The volume of the cylinder is 36 cm^3. We know that the volume of a cylinder is given by the formula V = πr^2h, where r is the radius and h is the height/diameter of the cylinder.
Let's call the radius of the cylinder and sphere as r. Since the height of the cylinder is twice the radius, we have h = 2r.

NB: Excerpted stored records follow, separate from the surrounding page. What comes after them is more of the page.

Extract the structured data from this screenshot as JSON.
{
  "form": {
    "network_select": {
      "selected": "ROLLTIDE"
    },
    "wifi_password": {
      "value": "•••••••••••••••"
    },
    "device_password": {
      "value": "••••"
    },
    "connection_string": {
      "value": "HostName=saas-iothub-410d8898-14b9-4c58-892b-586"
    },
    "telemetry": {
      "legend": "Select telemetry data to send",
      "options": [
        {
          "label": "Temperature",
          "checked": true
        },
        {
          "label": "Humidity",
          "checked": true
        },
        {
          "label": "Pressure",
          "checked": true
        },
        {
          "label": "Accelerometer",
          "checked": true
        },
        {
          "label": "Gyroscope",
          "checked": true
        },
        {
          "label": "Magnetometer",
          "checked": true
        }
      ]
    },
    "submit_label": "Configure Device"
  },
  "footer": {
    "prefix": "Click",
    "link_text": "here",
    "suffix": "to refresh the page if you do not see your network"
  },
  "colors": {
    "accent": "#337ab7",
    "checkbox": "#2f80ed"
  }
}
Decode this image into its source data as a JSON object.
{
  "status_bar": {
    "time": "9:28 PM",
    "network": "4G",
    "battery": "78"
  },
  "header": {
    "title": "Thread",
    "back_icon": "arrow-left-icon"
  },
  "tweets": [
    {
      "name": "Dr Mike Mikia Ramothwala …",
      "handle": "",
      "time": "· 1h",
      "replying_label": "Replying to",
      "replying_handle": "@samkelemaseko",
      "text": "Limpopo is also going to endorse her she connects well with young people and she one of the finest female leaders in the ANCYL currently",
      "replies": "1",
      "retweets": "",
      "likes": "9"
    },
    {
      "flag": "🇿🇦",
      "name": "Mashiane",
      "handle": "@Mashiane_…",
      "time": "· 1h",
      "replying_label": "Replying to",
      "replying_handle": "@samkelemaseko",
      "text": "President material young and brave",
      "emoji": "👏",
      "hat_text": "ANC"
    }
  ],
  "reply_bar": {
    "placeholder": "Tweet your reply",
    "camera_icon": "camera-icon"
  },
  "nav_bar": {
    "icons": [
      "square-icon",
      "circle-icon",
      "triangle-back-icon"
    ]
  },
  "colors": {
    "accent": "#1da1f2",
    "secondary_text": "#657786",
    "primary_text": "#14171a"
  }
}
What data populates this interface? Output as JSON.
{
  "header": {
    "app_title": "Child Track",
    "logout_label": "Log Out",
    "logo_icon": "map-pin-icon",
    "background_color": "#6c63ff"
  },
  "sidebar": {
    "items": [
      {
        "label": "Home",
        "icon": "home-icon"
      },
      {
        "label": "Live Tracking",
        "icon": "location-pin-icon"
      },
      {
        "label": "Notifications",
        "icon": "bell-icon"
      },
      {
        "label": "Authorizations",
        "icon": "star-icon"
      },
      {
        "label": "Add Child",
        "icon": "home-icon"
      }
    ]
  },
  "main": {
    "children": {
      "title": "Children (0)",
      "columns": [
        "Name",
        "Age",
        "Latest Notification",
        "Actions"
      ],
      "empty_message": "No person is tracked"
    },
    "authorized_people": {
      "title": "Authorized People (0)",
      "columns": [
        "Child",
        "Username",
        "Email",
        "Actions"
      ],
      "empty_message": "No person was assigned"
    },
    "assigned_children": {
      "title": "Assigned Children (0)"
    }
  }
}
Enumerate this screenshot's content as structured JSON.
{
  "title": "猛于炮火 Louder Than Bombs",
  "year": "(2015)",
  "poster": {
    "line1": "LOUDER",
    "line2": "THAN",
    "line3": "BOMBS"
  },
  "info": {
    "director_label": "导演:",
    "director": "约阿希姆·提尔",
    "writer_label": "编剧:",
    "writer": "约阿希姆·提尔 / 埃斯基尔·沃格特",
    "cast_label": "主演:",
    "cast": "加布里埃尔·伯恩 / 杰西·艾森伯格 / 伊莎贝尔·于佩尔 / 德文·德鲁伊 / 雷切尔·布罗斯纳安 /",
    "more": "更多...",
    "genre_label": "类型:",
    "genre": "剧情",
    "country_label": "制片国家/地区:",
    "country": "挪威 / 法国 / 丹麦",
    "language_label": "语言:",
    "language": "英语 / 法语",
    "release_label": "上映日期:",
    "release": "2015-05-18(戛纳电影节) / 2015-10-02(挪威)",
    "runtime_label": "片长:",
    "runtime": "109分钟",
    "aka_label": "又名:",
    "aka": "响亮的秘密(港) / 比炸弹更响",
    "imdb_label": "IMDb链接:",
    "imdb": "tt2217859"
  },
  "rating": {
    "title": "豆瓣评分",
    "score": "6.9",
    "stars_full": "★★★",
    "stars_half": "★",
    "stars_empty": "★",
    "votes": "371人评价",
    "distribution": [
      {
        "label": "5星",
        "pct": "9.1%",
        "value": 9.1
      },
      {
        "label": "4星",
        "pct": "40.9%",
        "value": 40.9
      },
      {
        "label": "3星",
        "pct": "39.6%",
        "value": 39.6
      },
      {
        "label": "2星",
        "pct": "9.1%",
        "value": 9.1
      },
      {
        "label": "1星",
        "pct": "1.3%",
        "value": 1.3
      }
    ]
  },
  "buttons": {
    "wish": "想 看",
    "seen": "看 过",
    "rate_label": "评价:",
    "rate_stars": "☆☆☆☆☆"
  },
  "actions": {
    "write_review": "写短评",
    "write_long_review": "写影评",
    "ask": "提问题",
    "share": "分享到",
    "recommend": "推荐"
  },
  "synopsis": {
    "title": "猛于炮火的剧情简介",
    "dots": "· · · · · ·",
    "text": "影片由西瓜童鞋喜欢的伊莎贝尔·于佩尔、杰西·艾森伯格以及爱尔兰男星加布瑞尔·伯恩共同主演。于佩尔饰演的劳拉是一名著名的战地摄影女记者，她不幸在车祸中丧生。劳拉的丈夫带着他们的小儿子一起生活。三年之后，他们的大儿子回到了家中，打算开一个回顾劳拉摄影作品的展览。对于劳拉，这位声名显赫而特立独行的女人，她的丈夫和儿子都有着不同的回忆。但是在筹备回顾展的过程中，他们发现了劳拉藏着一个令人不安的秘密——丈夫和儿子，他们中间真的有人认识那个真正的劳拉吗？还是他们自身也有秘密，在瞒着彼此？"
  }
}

Substituting the values into the volume formula for the cylinder:
36 = πr^2(2r)
Simplifying:
36 = 2πr^3
Dividing both sides by 2π:
r^3 = 18/π
Taking the cube root of both sides:
r = (18/π)^(1/3)
Now, to find the volume of the sphere, we can use the formula V = (4/3)πr^3.
Plugging in the value of r:
V = (4/3)π[(18/π)^(1/3)]^3
V = (4/3)π(18/π)
V = 24 cm^3
Therefore, the volume of the sphere is 24 cm^3, which matches with one of the provided answer choices.
The volume of a cone is 253 π cm3 . What is the volume of a sphere if its radius is the same as the cone’s and the height of the cone is equal to the sphere’s diameter?(1 point) Responses 256 π cm3 Start Fraction 25 over 6 End Fraction pi cm cubed 252 π cm3 Start Fraction 25 over 2 End Fraction pi cm cubed 25 π cm3 25 pi cm cubed 503 π cm3
The volume of the cone is given as 253π cm^3.
Let's call the radius of the cone and sphere as r. We are given that the height of the cone is equal to the diameter of the sphere, so the height of the cone is 2r.
The volume of a cone is given by the formula V = 1/3πr^2h, where r is the radius and h is the height.
Substituting the given values into the volume formula for the cone:
253π = 1/3πr^2(2r)
Simplifying:
253 = 2/3r^3
Multiplying both sides by 3/2:
379.5 = r^3
Taking the cube root of both sides:
r = (379.5)^(1/3)
Now, to find the volume of the sphere, we can use the formula V = 4/3πr^3.
Plugging in the value of r:
V = 4/3π[(379.5)^(1/3)]^3
V = 4/3π(379.5)
V = 1598π/3 cm^3
Therefore, the volume of the sphere is approximately 532.67π cm^3, which is not one of the provided answer choices. It seems that the given answer choices may not be correct or there is an error in the question.